Happiness: Good for Creativity, Bad for Single-Minded Focus

Saturday, December 23rd, 2006

Happiness: Good for Creativity, Bad for Single-Minded Focus:

For better or worse, happy people have a harder time focusing.

University of Toronto psychologists induced a happy, sad or neutral state in each of 24 participants by playing them specially chosen musical selections. To instill happiness, for example, they played a jazzy version of Bach’s Brandenburg Concerto No. 3. After each musical interlude, the researchers gave subjects two tests to assess their creativity and concentration.

In one test, participants in a happy mood were better able to come up with a word that unified three other seemingly disparate words, such as “mower,” “atomic” and “foreign.”

OK, before you read ahead, find a word that unifies the following three seemingly unrelated words:

  • mower
  • atomic
  • foreign

Incidentally, the test seems like it was devised in the 1960s.

Have your answer? OK, let’s continue:

Solving the puzzle required participants to think creatively, moving beyond the normal word associations–”lawn,” “bomb” and “currency” — to come up with the more remote answer: “power.”

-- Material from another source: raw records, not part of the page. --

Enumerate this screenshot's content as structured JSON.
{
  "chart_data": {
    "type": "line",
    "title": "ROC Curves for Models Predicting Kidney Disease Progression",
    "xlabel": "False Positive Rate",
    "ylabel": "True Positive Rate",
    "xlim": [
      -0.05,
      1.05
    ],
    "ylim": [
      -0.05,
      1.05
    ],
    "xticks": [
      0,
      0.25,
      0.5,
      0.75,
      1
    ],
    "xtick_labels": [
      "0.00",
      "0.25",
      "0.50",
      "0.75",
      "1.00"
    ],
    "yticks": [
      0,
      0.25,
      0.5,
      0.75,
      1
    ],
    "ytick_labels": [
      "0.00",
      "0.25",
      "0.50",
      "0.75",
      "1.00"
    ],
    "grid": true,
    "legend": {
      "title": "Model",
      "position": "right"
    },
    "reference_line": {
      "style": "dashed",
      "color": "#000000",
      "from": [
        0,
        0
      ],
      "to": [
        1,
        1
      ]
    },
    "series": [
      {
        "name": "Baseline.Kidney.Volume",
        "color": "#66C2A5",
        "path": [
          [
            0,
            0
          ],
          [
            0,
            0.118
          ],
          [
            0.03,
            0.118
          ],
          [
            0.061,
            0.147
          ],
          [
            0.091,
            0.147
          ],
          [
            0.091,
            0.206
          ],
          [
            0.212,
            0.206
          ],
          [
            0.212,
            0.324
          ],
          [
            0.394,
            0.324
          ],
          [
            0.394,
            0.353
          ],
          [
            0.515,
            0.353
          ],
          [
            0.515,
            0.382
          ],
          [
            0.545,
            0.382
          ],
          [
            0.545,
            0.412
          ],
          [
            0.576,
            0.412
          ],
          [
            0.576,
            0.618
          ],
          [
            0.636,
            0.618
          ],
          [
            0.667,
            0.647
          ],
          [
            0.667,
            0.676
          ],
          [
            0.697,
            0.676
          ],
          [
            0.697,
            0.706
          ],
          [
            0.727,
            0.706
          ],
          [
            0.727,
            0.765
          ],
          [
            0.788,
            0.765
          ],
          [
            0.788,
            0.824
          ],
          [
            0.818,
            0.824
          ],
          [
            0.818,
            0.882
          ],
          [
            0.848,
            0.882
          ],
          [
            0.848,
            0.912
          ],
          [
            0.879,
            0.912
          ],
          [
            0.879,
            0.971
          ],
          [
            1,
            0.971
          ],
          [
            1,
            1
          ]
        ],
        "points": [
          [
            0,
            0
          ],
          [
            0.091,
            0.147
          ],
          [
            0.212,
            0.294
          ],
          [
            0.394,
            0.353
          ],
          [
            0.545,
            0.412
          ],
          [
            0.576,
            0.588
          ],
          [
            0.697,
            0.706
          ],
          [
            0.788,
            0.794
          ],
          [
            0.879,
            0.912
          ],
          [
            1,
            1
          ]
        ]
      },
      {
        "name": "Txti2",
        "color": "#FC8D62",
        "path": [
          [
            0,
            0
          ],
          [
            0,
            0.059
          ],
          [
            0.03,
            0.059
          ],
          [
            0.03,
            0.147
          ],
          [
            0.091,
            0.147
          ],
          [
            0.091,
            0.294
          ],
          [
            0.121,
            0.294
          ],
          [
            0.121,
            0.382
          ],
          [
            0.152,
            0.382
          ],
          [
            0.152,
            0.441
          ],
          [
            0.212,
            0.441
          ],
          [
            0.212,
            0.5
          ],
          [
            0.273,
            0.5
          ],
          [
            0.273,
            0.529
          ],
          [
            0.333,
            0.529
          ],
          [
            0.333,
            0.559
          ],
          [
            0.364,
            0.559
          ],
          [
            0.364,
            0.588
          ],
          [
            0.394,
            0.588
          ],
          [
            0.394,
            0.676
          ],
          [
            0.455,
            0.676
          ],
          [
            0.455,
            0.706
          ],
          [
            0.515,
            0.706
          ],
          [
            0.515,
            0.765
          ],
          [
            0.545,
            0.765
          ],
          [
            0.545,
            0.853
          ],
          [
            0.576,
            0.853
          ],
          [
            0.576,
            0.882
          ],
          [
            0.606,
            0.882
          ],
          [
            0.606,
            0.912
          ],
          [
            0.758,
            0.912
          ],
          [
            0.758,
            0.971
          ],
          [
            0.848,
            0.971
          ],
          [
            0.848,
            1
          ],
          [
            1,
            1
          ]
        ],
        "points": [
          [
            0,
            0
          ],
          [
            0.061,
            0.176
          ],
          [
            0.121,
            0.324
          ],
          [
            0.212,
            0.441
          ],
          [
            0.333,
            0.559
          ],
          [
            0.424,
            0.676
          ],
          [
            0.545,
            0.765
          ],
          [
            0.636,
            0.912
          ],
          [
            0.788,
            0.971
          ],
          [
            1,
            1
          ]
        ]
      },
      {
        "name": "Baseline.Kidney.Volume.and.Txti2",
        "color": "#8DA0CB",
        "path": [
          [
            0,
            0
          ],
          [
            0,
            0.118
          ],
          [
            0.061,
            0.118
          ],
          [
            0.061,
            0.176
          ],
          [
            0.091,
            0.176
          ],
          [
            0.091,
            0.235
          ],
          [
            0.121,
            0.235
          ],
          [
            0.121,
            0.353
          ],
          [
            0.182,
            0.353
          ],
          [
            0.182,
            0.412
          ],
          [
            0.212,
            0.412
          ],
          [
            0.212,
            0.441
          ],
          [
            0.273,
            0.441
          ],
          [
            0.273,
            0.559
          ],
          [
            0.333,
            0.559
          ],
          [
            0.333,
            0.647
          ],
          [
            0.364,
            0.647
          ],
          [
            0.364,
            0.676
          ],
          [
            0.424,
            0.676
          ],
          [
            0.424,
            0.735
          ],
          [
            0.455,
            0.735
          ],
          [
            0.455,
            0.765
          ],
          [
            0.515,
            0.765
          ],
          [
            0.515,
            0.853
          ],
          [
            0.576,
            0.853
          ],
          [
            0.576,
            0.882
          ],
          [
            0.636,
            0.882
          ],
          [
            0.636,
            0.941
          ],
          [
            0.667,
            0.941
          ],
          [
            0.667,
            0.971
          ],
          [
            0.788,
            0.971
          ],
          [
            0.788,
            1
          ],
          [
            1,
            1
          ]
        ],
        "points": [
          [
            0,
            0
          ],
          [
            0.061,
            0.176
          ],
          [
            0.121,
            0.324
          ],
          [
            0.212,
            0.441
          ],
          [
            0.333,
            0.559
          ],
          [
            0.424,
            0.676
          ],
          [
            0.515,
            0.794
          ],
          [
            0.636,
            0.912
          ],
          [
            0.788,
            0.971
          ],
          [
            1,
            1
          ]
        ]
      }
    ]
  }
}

Interestingly, induced happiness made the subjects worse at the second task, which required them to ignore distractions and focus on a single piece of information. Participants had to identify a letter flashed on a computer screen flanked by either the same letter, as in the string “N N N N N,” or a different letter, as in “H H N H H.” When the surrounding letters didn’t match, the happy participants were slower to recognize the target letter in the middle, indicating that the ringers distracted them.